La jornada terminó con una vergonzosa retirada de los ingleses, perseguidos muy de cerca por la caballería ligera escocesa. Fue una victoria brillante para Wallace y los suyos. Escocia quedó libre, por el momento, de tropas extranjeras.

La batalla de Stirling Bridge supuso el momento álgido en la vida de William Wallace. Los nobles reconocieron de grado o por fuerza la importancia del héroe escocés. El propio Robert de Bruce le ungió como caballero en una ceremonia que además sirvió para reconocerlo como Lord protector de Escocia. Empero, la adversidad cubrió el destino del flamante héroe nacional: desconfianza, conjura y la derrota escocesa en la batalla de Falkirk, convirtieron a Wallace en un proscrito y, aunque intentó levantar nuevos ejércitos contra Inglaterra, todo fue inútil. En agosto de 1305 sería vílmente traicionado por supuestos amigos que lo delataron ante los ingleses. Una vez capturado, fue conducido a Londres para ser internado como delincuente común en la Bloody Tower. El juicio sumarísimo tuvo lugar el 23 de ese mismo mes; el fiscal lo acusó de alta traición al soberano y le recriminó múltiples asesinatos y su paganismo. William escuchó sereno todas las acusaciones y, conocedor del final que le esperaba, dijo con voz firme: "Si me acusáis de asesino por matar a los enemigos de mi patria, entonces soy cien veces culpable, pero no me podéis llamar traidor, cuando siempre he servido a mi país, el cual es Escocia, y no Inglaterra, a cuyo rey nunca he jurado lealtad".

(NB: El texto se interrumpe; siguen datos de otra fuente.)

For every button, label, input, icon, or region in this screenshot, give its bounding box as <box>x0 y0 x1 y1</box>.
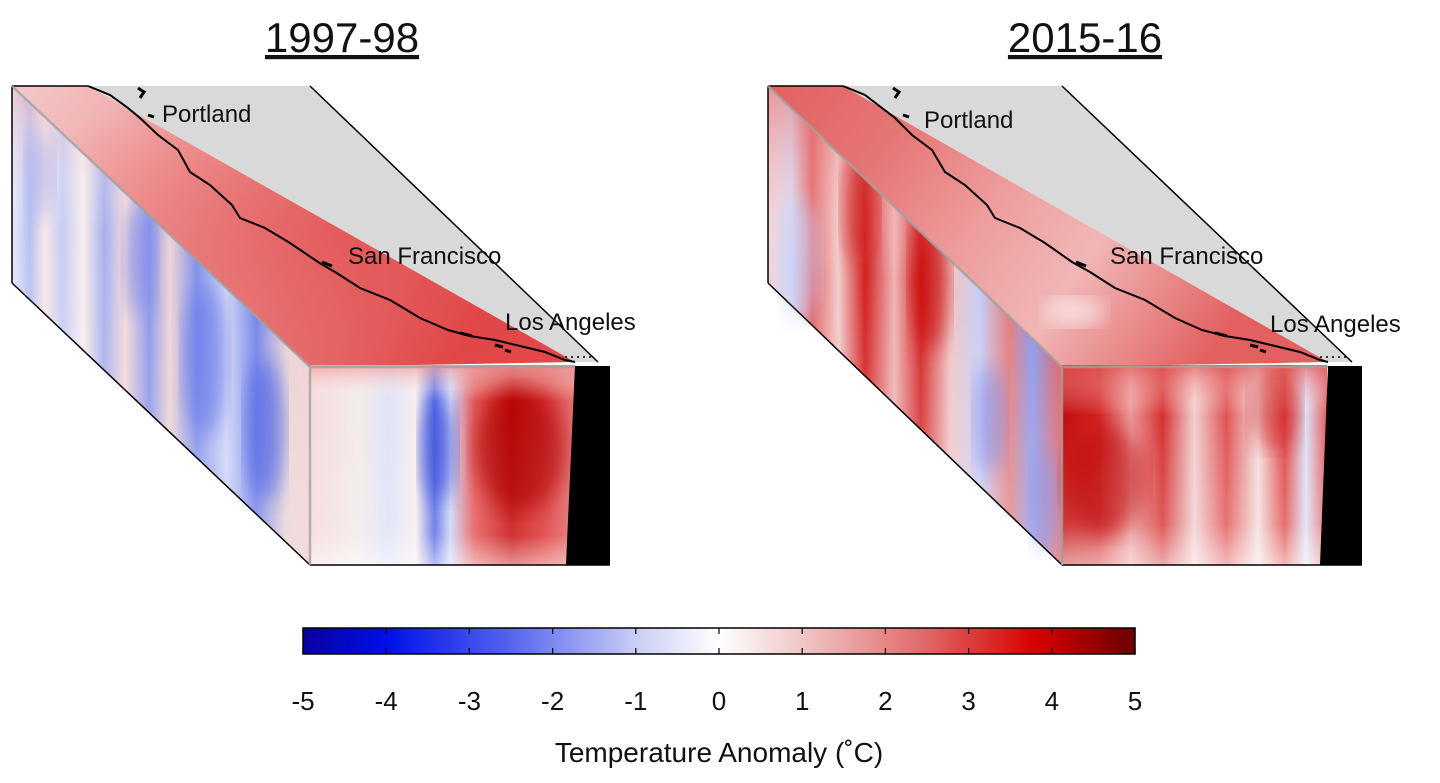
front-face <box>1062 365 1327 565</box>
box-inner-edges <box>767 85 1328 565</box>
colorbar-tick-label: 0 <box>712 686 726 716</box>
panel-title: 1997-98 <box>265 14 419 61</box>
offshore-side-face <box>12 86 310 565</box>
colorbar-tick-label: 1 <box>795 686 809 716</box>
box-inner-edges <box>11 85 575 565</box>
colorbar-ticks <box>302 628 1136 654</box>
colorbar-tick-label: 2 <box>878 686 892 716</box>
box-outline <box>767 85 1362 566</box>
colorbar-tick-label: -1 <box>624 686 647 716</box>
land-area <box>843 86 1352 362</box>
sea-surface <box>768 86 1328 367</box>
colorbar-tick-label: -2 <box>541 686 564 716</box>
panel-title: 2015-16 <box>1008 14 1162 61</box>
colorbar-tick-labels: -5 -4 -3 -2 -1 0 1 2 3 4 5 <box>291 686 1142 716</box>
city-label-san-francisco: San Francisco <box>1110 243 1263 270</box>
continental-shelf-block <box>1320 366 1362 565</box>
box-outline <box>11 85 610 566</box>
city-label-portland: Portland <box>924 107 1013 134</box>
city-label-portland: Portland <box>162 101 251 128</box>
colorbar-tick-label: -4 <box>375 686 398 716</box>
colorbar-tick-label: 3 <box>961 686 975 716</box>
offshore-side-face <box>768 86 1062 565</box>
sea-surface <box>12 86 575 367</box>
colorbar-tick-label: -5 <box>291 686 314 716</box>
panel-2015-16: 2015-16 <box>767 14 1401 566</box>
panel-1997-98: 1997-98 <box>11 14 636 566</box>
land-area <box>88 86 598 362</box>
colorbar: -5 -4 -3 -2 -1 0 1 2 3 4 5 Temperature Anomaly (˚C… <box>291 627 1142 768</box>
city-label-los-angeles: Los Angeles <box>1270 311 1401 338</box>
colorbar-title: Temperature Anomaly (˚C) <box>555 737 883 768</box>
colorbar-tick-label: 5 <box>1128 686 1142 716</box>
colorbar-tick-label: 4 <box>1045 686 1059 716</box>
continental-shelf-block <box>566 366 610 565</box>
coastline <box>87 85 576 363</box>
coastline <box>842 85 1329 363</box>
island-marks <box>137 86 512 354</box>
city-label-san-francisco: San Francisco <box>348 243 501 270</box>
city-label-los-angeles: Los Angeles <box>505 309 636 336</box>
colorbar-tick-label: -3 <box>458 686 481 716</box>
island-marks <box>892 86 1267 354</box>
front-face <box>310 365 575 565</box>
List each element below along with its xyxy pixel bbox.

El prisionero fue condenado a morir arrastrado, colgado y descuartizado, torturas que soportó hasta el fin sin pronunciar un sólo lamento. Eduardo I ordenó que los miembros mutilados de Wallace fueran repartidos por las cuatro esquinas de Gran Bretaña. Lejos de su propósito de escarmiento, lo que consiguió long-shanks fue que el espectro de Wallace lo acompañara hasta su muerte dos años más tarde. Había nacido una leyenda de libertad para las futuras generaciones, que rindieron homenaje a Wallace inmortalizando el grito gaélico: ¡Alba go braht! Es decir: "¡Escocia para siempre!".